It’s just past 3 o’clock on a weekday, just a few weeks after the start of the school year.
A few dozen local students are gathered at Martin Exeter Hall, chatting, giggling and excitedly bouncing in their seats. It’s day two of rehearsal for Missoula Children Theatre’s recent production of The Pied Piper, a musical production featuring local talent ranging in age from five to 18.
With no time in their tight, week-long schedule to waste, the play’s directors get the rehearsal underway, and the children quickly snap to attention, reciting lines and confidently singing the play’s catchy songs.
Watching from the back of the hall are local theatre enthusiasts Gordon and Karen Smith.
The husband and wife team have been heavily involved in the local performing arts scene for many years, both on stage and behind the scenes.
As members of the 100 Mile Performing Arts Society, the couple are prepping for the latest offering – Four Short Threesomes, a selection of four comedies which is set to hit the stage in early March.
They both agree, a strong theatre scene in the South Cariboo community is a benefit to many, on stage and off.
“It’s a huge confidence builder for those who are taking part,” Gordon explains. “It helps people to know they can speak in public, give presentations and face different situations.”

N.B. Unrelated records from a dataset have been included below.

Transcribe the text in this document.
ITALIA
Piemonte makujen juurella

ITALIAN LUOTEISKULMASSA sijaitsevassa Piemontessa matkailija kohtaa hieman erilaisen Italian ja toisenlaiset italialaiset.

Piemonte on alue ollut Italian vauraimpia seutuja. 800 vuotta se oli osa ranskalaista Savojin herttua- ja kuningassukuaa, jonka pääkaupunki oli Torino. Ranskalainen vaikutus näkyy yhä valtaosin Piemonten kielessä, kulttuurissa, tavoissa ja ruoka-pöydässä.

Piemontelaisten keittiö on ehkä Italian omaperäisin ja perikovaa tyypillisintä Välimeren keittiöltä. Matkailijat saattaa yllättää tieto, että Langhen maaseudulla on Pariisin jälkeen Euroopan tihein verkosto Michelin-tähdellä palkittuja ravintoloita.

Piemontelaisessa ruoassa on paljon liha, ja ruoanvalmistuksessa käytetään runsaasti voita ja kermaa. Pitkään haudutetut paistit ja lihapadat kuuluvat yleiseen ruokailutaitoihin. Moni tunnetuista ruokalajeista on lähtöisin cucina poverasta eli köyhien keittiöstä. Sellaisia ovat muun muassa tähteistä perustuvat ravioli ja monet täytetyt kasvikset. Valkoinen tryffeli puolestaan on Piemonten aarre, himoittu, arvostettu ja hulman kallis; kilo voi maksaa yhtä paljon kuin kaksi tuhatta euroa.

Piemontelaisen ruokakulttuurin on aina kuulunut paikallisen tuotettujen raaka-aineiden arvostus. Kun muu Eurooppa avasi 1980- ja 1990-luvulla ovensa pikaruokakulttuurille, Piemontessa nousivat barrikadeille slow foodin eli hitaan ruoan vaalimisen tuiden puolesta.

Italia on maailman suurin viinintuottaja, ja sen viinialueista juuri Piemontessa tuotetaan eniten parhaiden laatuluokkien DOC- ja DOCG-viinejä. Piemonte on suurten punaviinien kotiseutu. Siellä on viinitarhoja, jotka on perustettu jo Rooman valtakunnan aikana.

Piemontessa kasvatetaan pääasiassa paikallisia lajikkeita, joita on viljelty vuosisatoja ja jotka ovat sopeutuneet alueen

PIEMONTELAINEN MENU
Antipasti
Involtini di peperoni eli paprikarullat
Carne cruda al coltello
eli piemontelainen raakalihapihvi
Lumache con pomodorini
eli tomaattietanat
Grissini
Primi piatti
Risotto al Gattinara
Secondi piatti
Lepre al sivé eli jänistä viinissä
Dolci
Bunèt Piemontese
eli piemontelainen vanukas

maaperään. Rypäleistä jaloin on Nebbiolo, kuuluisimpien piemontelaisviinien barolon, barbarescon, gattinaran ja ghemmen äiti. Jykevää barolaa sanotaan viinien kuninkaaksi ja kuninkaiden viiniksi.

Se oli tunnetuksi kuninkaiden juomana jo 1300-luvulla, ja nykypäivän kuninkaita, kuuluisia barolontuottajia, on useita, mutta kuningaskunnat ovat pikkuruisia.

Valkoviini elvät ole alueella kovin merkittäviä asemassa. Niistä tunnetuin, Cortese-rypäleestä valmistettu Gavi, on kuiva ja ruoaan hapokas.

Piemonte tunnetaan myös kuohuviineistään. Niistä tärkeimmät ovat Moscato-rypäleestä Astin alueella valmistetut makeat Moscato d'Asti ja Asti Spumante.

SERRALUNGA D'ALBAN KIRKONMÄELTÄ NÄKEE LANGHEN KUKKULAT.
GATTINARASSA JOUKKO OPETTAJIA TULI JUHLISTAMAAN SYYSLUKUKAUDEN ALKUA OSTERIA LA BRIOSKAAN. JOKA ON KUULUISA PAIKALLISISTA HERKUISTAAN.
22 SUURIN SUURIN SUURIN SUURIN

Karen agrees, noting she had a hard time overcoming her insecurities prior to becoming involved in performing arts, speech arts and the local community choir.
“I was very, very shy. But I started with choir, and slowly worked my way up to small parts (in plays), in the chorus,” she recalls. “Before you know it, you’re progressing to getting speaking parts.”
Gordon points out that involvement in community theatre doesn’t necessarily mean you have to be on stage in front of a crowd. Many of the important roles required to putting on a theatrical production take place behind the scenes, and without those team members, he says, the show would not go on.
“There’s sometimes not as much recognition for those off stage as on, but some of those roles are equally, if not more important,” he says.
The Smiths compare a production cast and crew to that of a sports team, training together for a long period of time before taking to the stage. The “team” often becomes like family for one another, and there’s always an element of sadness when a show wraps up.
And while it’s a fulfilling experience for those in the cast and crew, they’re quick to point out that a successful stage show can be a huge boost for the community at large as well.
“It creates a lot of excitement and gives the community something to look forward to – a night out,” Gordon explains. “I know many people who make an evening out of it, they go for dinner then come see the show.”
Karen points to the group of youngsters gathered to rehearse that afternoon and remarks at what a difference she notices in the kids who take part in productions.
“It’s such a positive experience for them,” she says. “Watching how well they work with the directors… it’s all about having fun and life lessons.”
Though the Smiths recognize that auditioning for a play may not be everyone’s cup of tea, they point out that there are small ways to get involved with the Performing Arts Society – such as volunteering behind the scenes – that can pave the way to larger scale involvement down the road.
“It’s like when you’re learning mathematics, you don’t start out thinking that you’ll be able to do algebra, but you start with the simpler things like addition and subtraction and you work your way up to that,” Gordon says.